Friday, April 27, 2012

Nommo Figure with Raised Arms - African Wood Sculpture, Mopti Region, Mali, 11th-15th Century (possibly)


The Tellem are thought to have occupied the region of the Bandiagara escarpment until the sixteenth century. The human form with raised arms is a common pose for Tellem sculptures and is said to refer to prayers for rain, crucial in this dry region.

Source: brooklynmuseum.org

Female Figure - African Dogon Wood Sculpture, Central northern Bandiagara escarpment, Mopti Region, Mali, Early 17th Century


Figures like this one were placed on ancestral altars as links to a deceased person’s soul. It is likely that this figure represents a Nommo, one of the first created beings, who, according to Dogon mythology, had a combination of male and female traits.

Source: brooklynmuseum.org

Seated Musician (Koro Player) - African Dogon Wood and Iron Sculpture, Central northern Bandiagara escarpment, Mopti Region, Mali, Late 18th Century


This figure wears a necklace called a korte. Consisting of a series of packets containing verses from the Qur’an, the korte is worn for protection—indicating the influence of Islam even among the Dogon, a largely non-Islamic people.

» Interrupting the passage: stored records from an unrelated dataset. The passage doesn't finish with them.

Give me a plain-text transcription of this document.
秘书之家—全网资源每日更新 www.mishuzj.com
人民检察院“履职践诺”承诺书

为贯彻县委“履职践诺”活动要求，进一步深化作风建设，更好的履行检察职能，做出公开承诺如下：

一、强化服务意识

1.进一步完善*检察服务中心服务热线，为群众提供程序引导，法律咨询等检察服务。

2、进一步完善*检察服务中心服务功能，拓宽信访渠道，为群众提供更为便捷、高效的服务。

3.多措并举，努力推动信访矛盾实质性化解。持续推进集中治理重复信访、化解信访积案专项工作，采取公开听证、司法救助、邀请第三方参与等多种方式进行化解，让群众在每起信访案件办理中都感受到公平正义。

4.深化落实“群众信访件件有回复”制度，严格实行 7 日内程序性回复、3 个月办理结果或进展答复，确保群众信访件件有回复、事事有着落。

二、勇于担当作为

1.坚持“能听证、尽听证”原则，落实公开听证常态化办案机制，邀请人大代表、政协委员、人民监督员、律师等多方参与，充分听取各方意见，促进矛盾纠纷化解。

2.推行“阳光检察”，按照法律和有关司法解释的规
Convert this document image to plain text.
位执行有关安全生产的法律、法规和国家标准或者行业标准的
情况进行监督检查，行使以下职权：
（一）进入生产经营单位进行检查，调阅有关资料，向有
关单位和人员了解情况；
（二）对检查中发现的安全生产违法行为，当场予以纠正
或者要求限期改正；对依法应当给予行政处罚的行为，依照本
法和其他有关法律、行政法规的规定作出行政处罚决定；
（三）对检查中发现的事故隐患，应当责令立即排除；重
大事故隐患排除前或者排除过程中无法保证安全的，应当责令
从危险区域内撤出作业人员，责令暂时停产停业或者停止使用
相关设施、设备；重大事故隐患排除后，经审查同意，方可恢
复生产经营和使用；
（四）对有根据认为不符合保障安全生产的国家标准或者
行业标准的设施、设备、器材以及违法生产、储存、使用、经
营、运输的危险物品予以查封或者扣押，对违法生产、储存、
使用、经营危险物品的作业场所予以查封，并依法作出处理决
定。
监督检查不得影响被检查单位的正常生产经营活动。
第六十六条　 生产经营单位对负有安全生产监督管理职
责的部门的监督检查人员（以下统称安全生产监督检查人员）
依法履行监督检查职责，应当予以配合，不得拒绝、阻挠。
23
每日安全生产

Source: brooklynmuseum.org

Mother and Child (Phemba) - African Sculpture, Kongo Central Province, Democratic Republic of the Congo, 19th Century


Medium: Wood, beads, glass mirror, metal, resin

Source: brooklynmuseum.org

Two Women, Harlem - Toned gelatin silver photograph by American Photographer Consuelo Kanaga Mid-Late 1930's

Frances with a Flower - Gelatin silver photograph by American Photographer Consuelo Kanaga Early 1930's


Consuelo Kanaga, one of the pioneers of modern American photography, began her career as a photojournalist in 1915 in San Francisco. In the 1920s, Alfred Stieglitz inspired her to develop a more aesthetic approach, and a trip to Europe in 1928 awakened her lifelong preoccupation with European modernist painting and the ways in which that work was influenced by the sculpture of Africa. Kanaga successfully combined a Pictorialist aesthetic with a realist strategy, producing handsomely composed and carefully printed images. She was one of few white American photographers in the 1930s to make artistic portraits of African Americans.

In Frances with a Flower, the focus is so sharp that the slightly rough texture of the woman’s skin, shiny with perspiration at the hairline, seems palpable. The forehead, nose, and cheeks, highlighted by flash, contrast with the deep-set eyes lost in shadow, thus producing a sculptural dimension that turns the photograph into hills and valleys of light. The stark white blossom pressed to the woman’s nose emphasizes the sensuality of her face.